For businesses, some high risk environments present growth opportunities, for NGOs those environments dictate a required presence, for defence planners and the intelligence community, keeping abreast of the latest developments and positioning oneself accordingly is vital to national security. Some in the fatalist camp will discount political risk, comparing it to the weather; a phenomenon that can be insured against, but is ultimately beyond our control. There are however a variety of levers we can use to manage risk; these include scientific, social, diplomatic, economic, and military efforts. It is vital that future government and corporate leaders have an understanding of risk principles.
How Do We Manage Risk?
For most, risk avoidance by exit is simply not an option- this is where risk management enters the scene. Risk avoidance and risk reduction are both forms of risk management. With risk avoidance, a business, individual, or NGO will forfeit any potential opportunities or successful operations. This is why entities may seek to reduce risks instead of avoiding them entirely.
Example 1: Technology
Suppose we are a technology company providing a VPN service to customers internationally. We’ve identified a lucrative market, but are faced with the risk that this country might change the laws governing ‘logging’ on servers. Nevertheless, we are keen to seize the opportunity, and to purchase servers in this country. How might we manage our risk exposure? One option is to forego the opportunity entirely, losing out on any potential gains. Otherwise, we might seek to reduce the potential of any loss, perhaps by diversifying our operations and expanding into different markets, we might transfer the risk (purchase political risk insurance), or we might simply be willing to take the hit should anything happen.
Example 2: Oil & Gas
Consider an oil company operating in a country where their infrastructure is likely to be sabotaged, and workers are at risk of being kidnapped. The company may seek to manage risk by establishing relationships with local entities – either by engaging them economically, or obtaining their assistance for security planning and risk intelligence. Beyond that, high risk operating environments may require bringing physical and information security resources on board.
Challenges in Risk
The topic of risk is not without its challenges. It has become a buzzword for myriad phenomena. And has to some extent lost meaning in the process. The fact that different sectors define and measure risk and its scope differently only exacerbates the problem. Some of the biggest challenges in risk are the measurement, communication, management, and perception of risk.

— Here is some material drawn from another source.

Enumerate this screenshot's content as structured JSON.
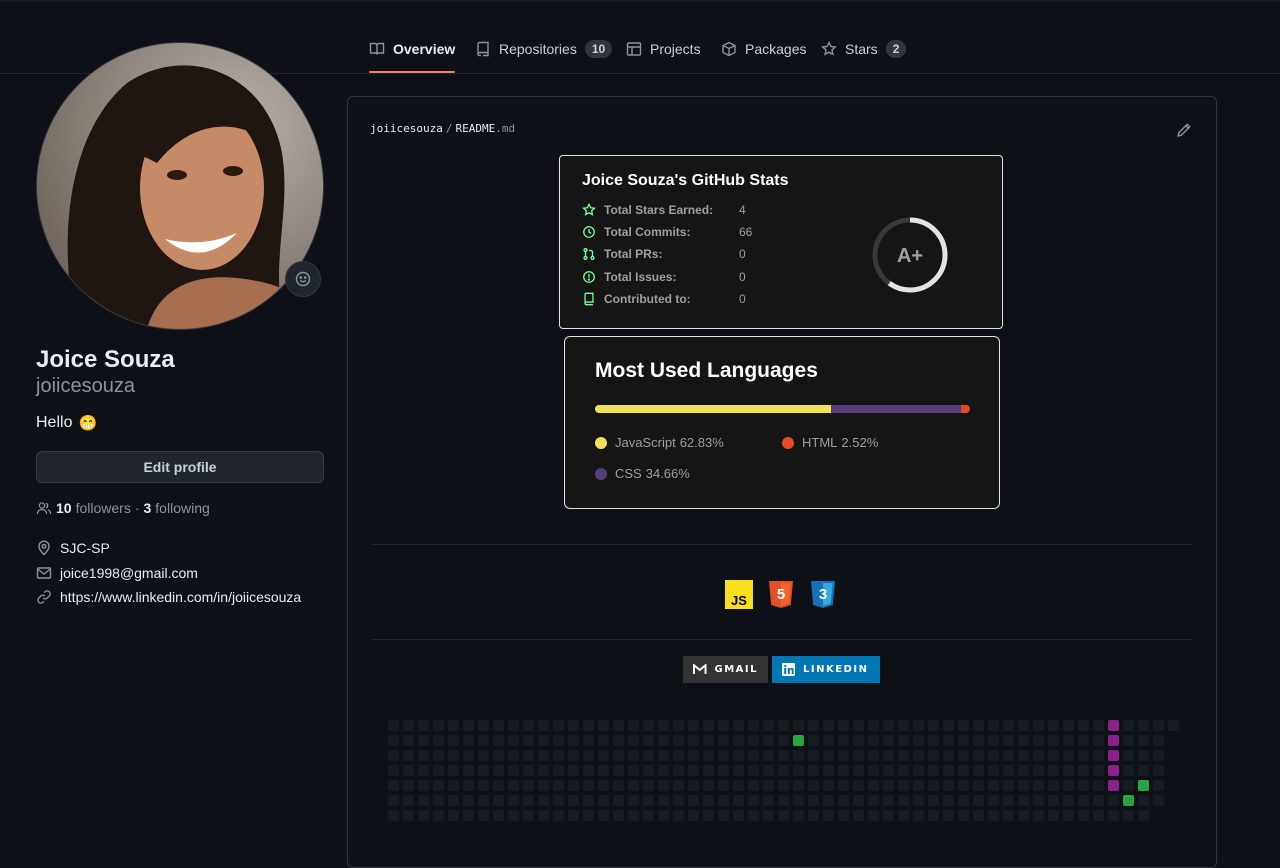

- Measurement: risk models are often broken, or founded on poorly supported assumptions. Numbers are often seen as objective truths, though they are often merely indicative of subjective credences of belief. Risk is interpreted incorrectly, the conflation of the two independent variables of probability and outcome runs errant. This is all compounded by the fact that political risk primarily deals with human agency; political ambitions, the whims of a dictator, or sentiment of society, for example – variables that are not easily quantified. The big data / analytics trend has led us to a state ‘where wisdom once was, and quantification will now be’ – while with a qualitative approach, cognitive issues affect even the most rigorous applications of analysis.
- Communication: problems affect the analyst-policymaker relationship in the intelligence community. In business, these problems affect the consultant-board relationship. The intelligence-led hunt for Osama Bin Laden is a classic example of the confusion surrounding estimates.
- Management: there is no such thing as a silver bullet. Political risk insurance certainly has its own issues, and establishing relations in the local political landscape can give rise to compliance issues related to governance.
- Perception: we are terrified of sharks and terrorists but have no qualms with toasters and cars. These perceptual illusions affect both the analyst and policymaker.